David E., cofondateur de Social Graph Ventures, attribue ce phénomène à un fossé culturel. Selon lui, nombre de développeurs du secteur sont « d'excellents techniciens, mais manquent de compétences sociales ».
Farcaster et Lens n'ont pas réussi à générer une croissance virale ni à fidéliser leur audience. Faute d'un engagement actif de la part de la marque, de modèles de monétisation efficaces pour les créateurs et de mécanismes de promotion adaptés aux formats courts, le cercle vertueux n'a jamais pu se mettre en place.

Nombre d'utilisateurs quotidiens de Lens en janvier. Source : Dune.
Créer une économie publicitaire et créative à part entière sur la blockchain est théoriquement possible, mais « infiniment plus difficile » que dans un écosystème Web2 stable, a déclaré l'expert.
L'avenir de DeSoc
Les opinions divergent quant aux perspectives des réseaux sociaux décentralisés.

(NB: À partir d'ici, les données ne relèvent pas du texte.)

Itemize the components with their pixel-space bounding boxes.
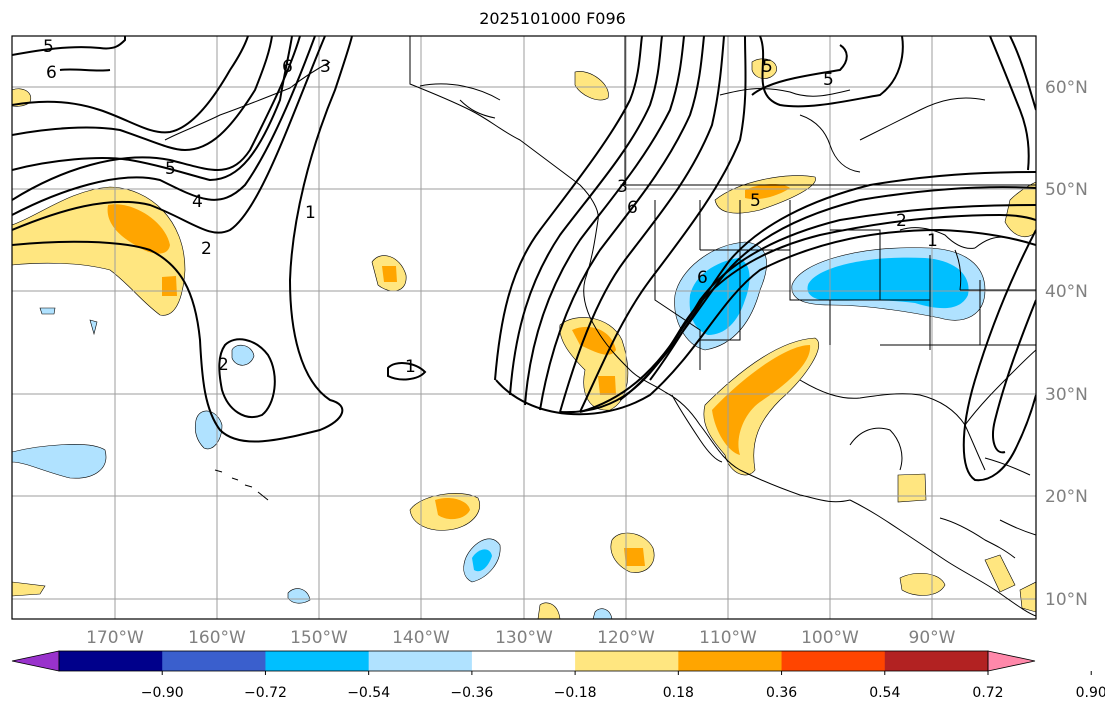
contour-label: 5 [43,37,54,57]
colorbar-segment [471,651,576,671]
lon-label: 140°W [392,628,450,648]
positive-anomaly-area [984,554,1016,593]
contour-label: 5 [762,57,773,77]
negative-anomaly-area [592,608,613,619]
colorbar-tick-label: 0.18 [663,685,694,701]
positive-anomaly-area [12,581,46,597]
contour-label: 3 [617,177,628,197]
positive-anomaly-area [162,276,177,296]
contour-label: 2 [896,211,907,231]
colorbar-segment [368,651,473,671]
colorbar-segment [162,651,266,671]
map-title: 2025101000 F096 [479,9,626,28]
contour-label: 5 [823,70,834,90]
colorbar-tick-label: 0.72 [972,685,1003,701]
contour-label: 4 [192,192,203,212]
colorbar-tick-label: −0.18 [554,685,597,701]
lat-label: 50°N [1045,180,1088,200]
contour-label: 6 [627,198,638,218]
contour-label: 2 [201,239,212,259]
contour-labels: 5 6 6 3 5 4 2 1 2 1 3 6 5 2 1 5 5 6 [43,37,938,377]
positive-anomaly-area [745,184,790,200]
positive-anomaly-area [107,204,170,254]
positive-anomaly-area [382,266,397,282]
contour-label: 5 [165,159,176,179]
anomaly-shading [12,58,1036,619]
positive-anomaly-area [897,473,927,503]
positive-anomaly-area [712,345,811,455]
positive-anomaly-area [624,548,645,566]
lat-label: 30°N [1045,385,1088,405]
negative-anomaly-area [287,588,311,604]
contour-label: 1 [305,203,316,223]
positive-anomaly-area [574,71,609,101]
colorbar-extend-min [11,650,60,672]
colorbar: −0.90 −0.72 −0.54 −0.36 −0.18 0.18 0.36 0.54 0.7… [11,650,1105,701]
negative-anomaly-area [12,444,107,479]
colorbar-tick-label: −0.72 [244,685,287,701]
colorbar-frame [58,650,989,672]
negative-anomaly-area [807,257,969,309]
positive-anomaly-area [598,376,616,395]
height-contours [12,36,1036,482]
lat-label: 40°N [1045,282,1088,302]
graticule [12,36,1036,619]
map-frame [11,35,1037,620]
negative-anomaly-area [689,258,750,335]
contour-label: 3 [320,57,331,77]
negative-anomaly-area [39,307,56,315]
lon-label: 120°W [597,628,655,648]
latitude-labels: 60°N 50°N 40°N 30°N 20°N 10°N [1045,78,1088,610]
lon-label: 100°W [801,628,859,648]
contour-label: 2 [218,355,229,375]
colorbar-tick-label: −0.90 [141,685,184,701]
negative-anomaly-area [472,549,492,572]
lat-label: 60°N [1045,78,1088,98]
colorbar-segment [678,651,783,671]
colorbar-tick-label: −0.36 [450,685,493,701]
contour-label: 1 [927,231,938,251]
colorbar-segment [781,651,886,671]
contour-label: 6 [697,268,708,288]
negative-anomaly-area [194,410,223,450]
colorbar-tick-label: 0.36 [766,685,797,701]
lat-label: 20°N [1045,487,1088,507]
contour-label: 6 [46,63,57,83]
positive-anomaly-area [1004,181,1036,237]
lon-label: 130°W [495,628,553,648]
colorbar-segment [884,651,989,671]
colorbar-tick-label: −0.54 [347,685,390,701]
colorbar-tick-label: 0.54 [869,685,900,701]
colorbar-segment [59,651,163,671]
colorbar-tick-label: 0.90 [1076,685,1105,701]
positive-anomaly-area [1019,581,1036,613]
lat-label: 10°N [1045,590,1088,610]
negative-anomaly-area [89,319,98,336]
negative-anomaly-area [231,344,255,366]
positive-anomaly-area [537,602,561,619]
colorbar-extend-max [987,650,1036,672]
contour-label: 5 [750,191,761,211]
lon-label: 150°W [290,628,348,648]
contour-label: 1 [405,357,416,377]
positive-anomaly-area [572,326,616,355]
positive-anomaly-area [435,498,470,520]
colorbar-segment [265,651,370,671]
lon-label: 90°W [909,628,956,648]
longitude-labels: 170°W 160°W 150°W 140°W 130°W 120°W 110°… [86,628,956,648]
coastlines [164,36,1036,617]
lon-label: 170°W [86,628,144,648]
positive-anomaly-area [899,572,946,596]
lon-label: 160°W [188,628,246,648]
lon-label: 110°W [699,628,757,648]
contour-label: 6 [282,57,293,77]
colorbar-segment [575,651,679,671]
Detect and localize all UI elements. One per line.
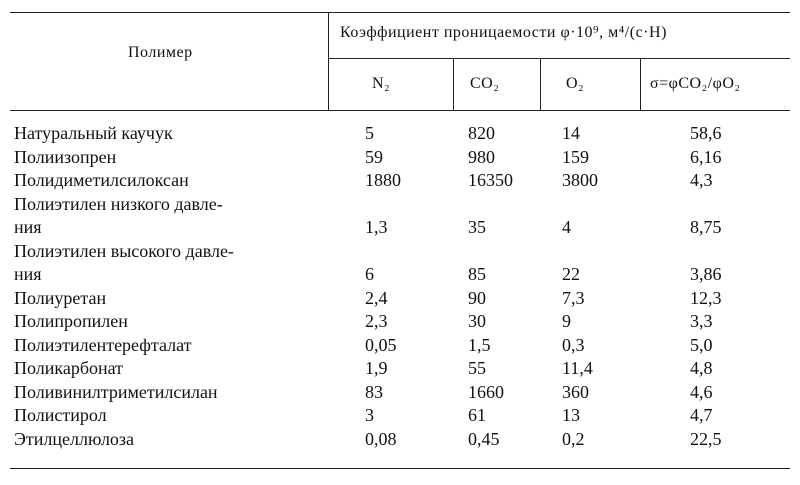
cell: 90: [468, 287, 486, 308]
header-group: Коэффициент проницаемости φ·10⁹, м⁴/(с·Н…: [340, 24, 667, 41]
cell: 4,7: [690, 405, 713, 425]
cell: 6: [365, 264, 374, 284]
column-header: O₂: [566, 75, 585, 92]
cell: 1660: [468, 381, 504, 402]
cell: 360: [562, 381, 589, 402]
row-name: Полиуретан: [14, 287, 107, 308]
rule: [540, 58, 541, 110]
row-name: Поливинилтриметилсилан: [14, 381, 218, 402]
cell: 61: [468, 405, 486, 425]
cell: 820: [468, 123, 495, 143]
cell: 1,5: [468, 334, 491, 355]
cell: 4: [562, 217, 571, 237]
cell: 58,6: [690, 123, 722, 143]
cell: 9: [562, 311, 571, 331]
cell: 4,8: [690, 358, 713, 378]
cell: 0,08: [365, 428, 397, 449]
cell: 22,5: [690, 428, 722, 449]
cell: 14: [562, 123, 580, 143]
cell: 3: [365, 405, 374, 425]
column-header: CO₂: [470, 75, 500, 92]
rule: [10, 468, 790, 469]
cell: 59: [365, 146, 383, 167]
cell: 7,3: [562, 287, 585, 308]
cell: 16350: [468, 170, 513, 190]
cell: 0,3: [562, 334, 585, 355]
cell: 4,3: [690, 170, 713, 190]
row-name: Полиизопрен: [14, 146, 117, 167]
row-name: Полипропилен: [14, 311, 128, 331]
cell: 35: [468, 217, 486, 237]
rule: [453, 58, 454, 110]
row-name: Полиэтилен высокого давле-: [14, 240, 234, 261]
cell: 0,05: [365, 334, 397, 355]
cell: 3800: [562, 170, 598, 190]
cell: 6,16: [690, 146, 722, 167]
cell: 55: [468, 358, 486, 378]
rule: [10, 12, 790, 13]
cell: 22: [562, 264, 580, 284]
row-name: Полиэтилентерефталат: [14, 334, 192, 355]
cell: 159: [562, 146, 589, 167]
cell: 0,2: [562, 428, 585, 449]
column-header: N₂: [372, 75, 391, 92]
cell: 2,3: [365, 311, 388, 331]
rule: [328, 58, 790, 59]
cell: 5: [365, 123, 374, 143]
row-name: ния: [14, 217, 42, 237]
cell: 4,6: [690, 381, 713, 402]
cell: 2,4: [365, 287, 388, 308]
cell: 0,45: [468, 428, 500, 449]
row-name: Этилцеллюлоза: [14, 428, 135, 449]
cell: 3,86: [690, 264, 722, 284]
row-name: Полидиметилсилоксан: [14, 170, 189, 190]
row-name: Полистирол: [14, 405, 107, 425]
column-header: σ=φCO₂/φO₂: [650, 75, 741, 92]
row-name: Полиэтилен низкого давле-: [14, 193, 223, 214]
cell: 8,75: [690, 217, 722, 237]
cell: 1880: [365, 170, 401, 190]
row-name: Натуральный каучук: [14, 123, 173, 143]
row-name: ния: [14, 264, 42, 284]
cell: 1,9: [365, 358, 388, 378]
cell: 11,4: [562, 358, 593, 378]
rule: [640, 58, 641, 110]
cell: 13: [562, 405, 580, 425]
cell: 1,3: [365, 217, 388, 237]
rule: [10, 110, 790, 111]
cell: 980: [468, 146, 495, 167]
cell: 85: [468, 264, 486, 284]
header-polymer: Полимер: [128, 44, 193, 61]
rule: [328, 12, 329, 110]
cell: 30: [468, 311, 486, 331]
cell: 5,0: [690, 334, 713, 355]
cell: 83: [365, 381, 383, 402]
cell: 12,3: [690, 287, 722, 308]
row-name: Поликарбонат: [14, 358, 124, 378]
cell: 3,3: [690, 311, 713, 331]
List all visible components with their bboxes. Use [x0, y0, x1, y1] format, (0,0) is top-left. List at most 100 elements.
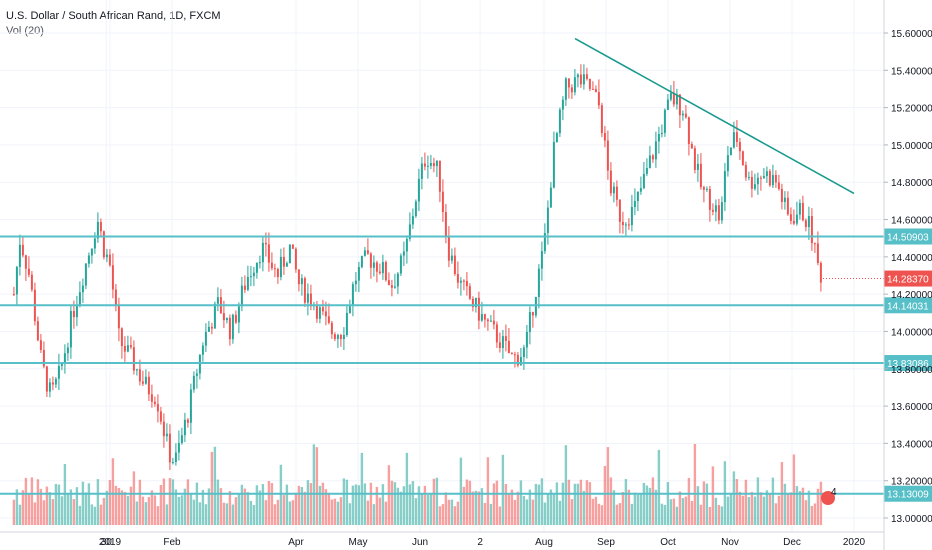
volume-bar [405, 452, 409, 525]
candle-body [483, 314, 486, 320]
volume-bar [81, 481, 85, 525]
candle-body [294, 248, 297, 270]
volume-bar [51, 499, 55, 525]
volume-bar [207, 488, 211, 525]
volume-bar [786, 493, 790, 525]
y-tick-label: 13.40000 [891, 439, 932, 450]
volume-bar [510, 489, 514, 525]
volume-bar [531, 499, 535, 525]
candle-body [519, 357, 522, 366]
volume-bar [771, 477, 775, 525]
candle-body [381, 262, 384, 274]
candle-body [291, 244, 294, 249]
volume-bars [12, 443, 823, 525]
candle-body [633, 201, 636, 208]
candle-body [537, 268, 540, 297]
volume-bar [657, 449, 661, 525]
volume-bar [666, 482, 670, 525]
y-tick-label: 13.20000 [891, 477, 932, 488]
level-label: 14.14031 [887, 301, 929, 312]
volume-bar [159, 485, 163, 525]
candle-body [69, 310, 72, 348]
volume-bar [141, 496, 145, 525]
candle-body [165, 433, 168, 437]
level-label: 13.13009 [887, 490, 929, 501]
volume-bar [150, 490, 154, 525]
volume-bar [618, 503, 622, 525]
level-label: 14.50903 [887, 233, 929, 244]
volume-bar [708, 506, 712, 525]
x-tick-label: Jun [412, 537, 428, 548]
volume-bar [384, 501, 388, 525]
candle-body [750, 176, 753, 189]
volume-bar [672, 498, 676, 525]
candle-body [786, 197, 789, 215]
candle-body [411, 216, 414, 225]
candle-body [387, 280, 390, 286]
volume-bar [438, 506, 442, 525]
volume-bar [795, 486, 799, 525]
trendline[interactable] [574, 37, 855, 195]
volume-bar [327, 492, 331, 525]
candle-body [579, 74, 582, 85]
volume-bar [357, 485, 361, 525]
last-price-badge [884, 270, 932, 287]
candle-body [111, 265, 114, 290]
candle-body [237, 306, 240, 323]
volume-bar [633, 492, 637, 525]
volume-bar [507, 493, 511, 525]
x-tick-label: Dec [783, 537, 801, 548]
candle-body [468, 286, 471, 299]
x-tick-label: Sep [597, 537, 615, 548]
price-axis: 15.60000 15.40000 15.20000 15.00000 14.80000… [883, 0, 932, 550]
volume-bar [87, 483, 91, 525]
candle-body [141, 381, 144, 384]
candle-body [27, 268, 30, 275]
candle-body [264, 242, 267, 245]
volume-bar [345, 479, 349, 525]
volume-bar [645, 485, 649, 525]
candle-body [714, 205, 717, 212]
volume-bar [606, 447, 610, 525]
level-badge [884, 297, 932, 314]
volume-bar [768, 494, 772, 525]
volume-bar [483, 502, 487, 525]
candle-body [159, 411, 162, 422]
candle-body [495, 324, 498, 343]
candle-body [360, 255, 363, 268]
candle-body [393, 286, 396, 288]
candle-body [270, 262, 273, 269]
volume-bar [57, 484, 61, 525]
volume-bar [501, 454, 505, 525]
volume-bar [654, 489, 658, 525]
candle-body [258, 262, 261, 264]
candle-body [816, 243, 819, 263]
candle-body [300, 278, 303, 285]
horizontal-levels[interactable]: 14.50903 14.14031 13.83086 13.13009 14.28370 [0, 228, 932, 502]
trendline-layer[interactable]: 4 [574, 37, 855, 505]
volume-bar [495, 480, 499, 525]
volume-bar [243, 488, 247, 525]
volume-bar [681, 498, 685, 525]
candle-body [321, 307, 324, 312]
candle-body [126, 345, 129, 352]
candle-body [408, 224, 411, 240]
volume-bar [759, 492, 763, 525]
candle-body [153, 401, 156, 404]
event-icon[interactable] [821, 491, 835, 505]
volume-bar [39, 488, 43, 525]
volume-bar [321, 482, 325, 525]
candle-body [477, 297, 480, 321]
volume-bar [711, 466, 715, 525]
volume-bar [642, 482, 646, 525]
volume-bar [288, 501, 292, 525]
candle-body [711, 209, 714, 212]
candle-body [243, 285, 246, 290]
candle-body [453, 255, 456, 275]
candle-body [39, 340, 42, 350]
candle-body [720, 202, 723, 221]
candle-body [261, 242, 264, 263]
candle-body [774, 175, 777, 183]
candle-body [609, 170, 612, 194]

Les optimistes estiment que la prochaine étape consistera à se concentrer sur le produit. David E. associe une possible avancée majeure à une refonte des mécanismes de monétisation. Selon lui, les réseaux sociaux décentralisés ne pourront se développer pleinement que lorsqu'ils proposeront une alternative à l'économie publicitaire du Web 2.0.
Il a cité l'exemple des enchères de protocoles, où les marques se font concurrence directement pour capter l'attention des utilisateurs et où les revenus sont partagés équitablement entre les créateurs et la plateforme. En cas de succès, les comptes sur les réseaux sociaux peuvent devenir une source de revenus.
« Nous ne pensons pas que le modèle DeSoc/SocialFi soit mort, mais la première phase est définitivement terminée. La prochaine étape nécessitera une expérience utilisateur fluide, une monétisation intégrée naturellement et des fonctionnalités blockchain invisibles pour l'utilisateur lambda », a également souligné Lu.
À mesure que les contenus basés sur l'IA évoluent, la propriété numérique et la confiance vérifiée pourraient devenir des valeurs clés, a-t-il ajouté.
Mais les sceptiques restent catégoriques. Sokolin a qualifié les expériences actuelles chez DeSoc d’« impasse » : les fonctionnalités financières n’ont pas amélioré l’expérience utilisateur et les effets de réseau des géants du Web2 demeurent insurmontables.
Même des concepts prometteurs comme l'identité portable et la propriété du contenu ont échoué faute d'incitations adéquates. L'expert estime que DeSoc « ne reviendra pas » dans un avenir proche.
Rappelons qu'en janvier, Vitalik Buterin, cofondateur d'Ethereum, a annoncé une transition complète vers des plateformes décentralisées. Il a insisté sur la nécessité de créer des outils fondamentalement nouveaux pour la communication de masse.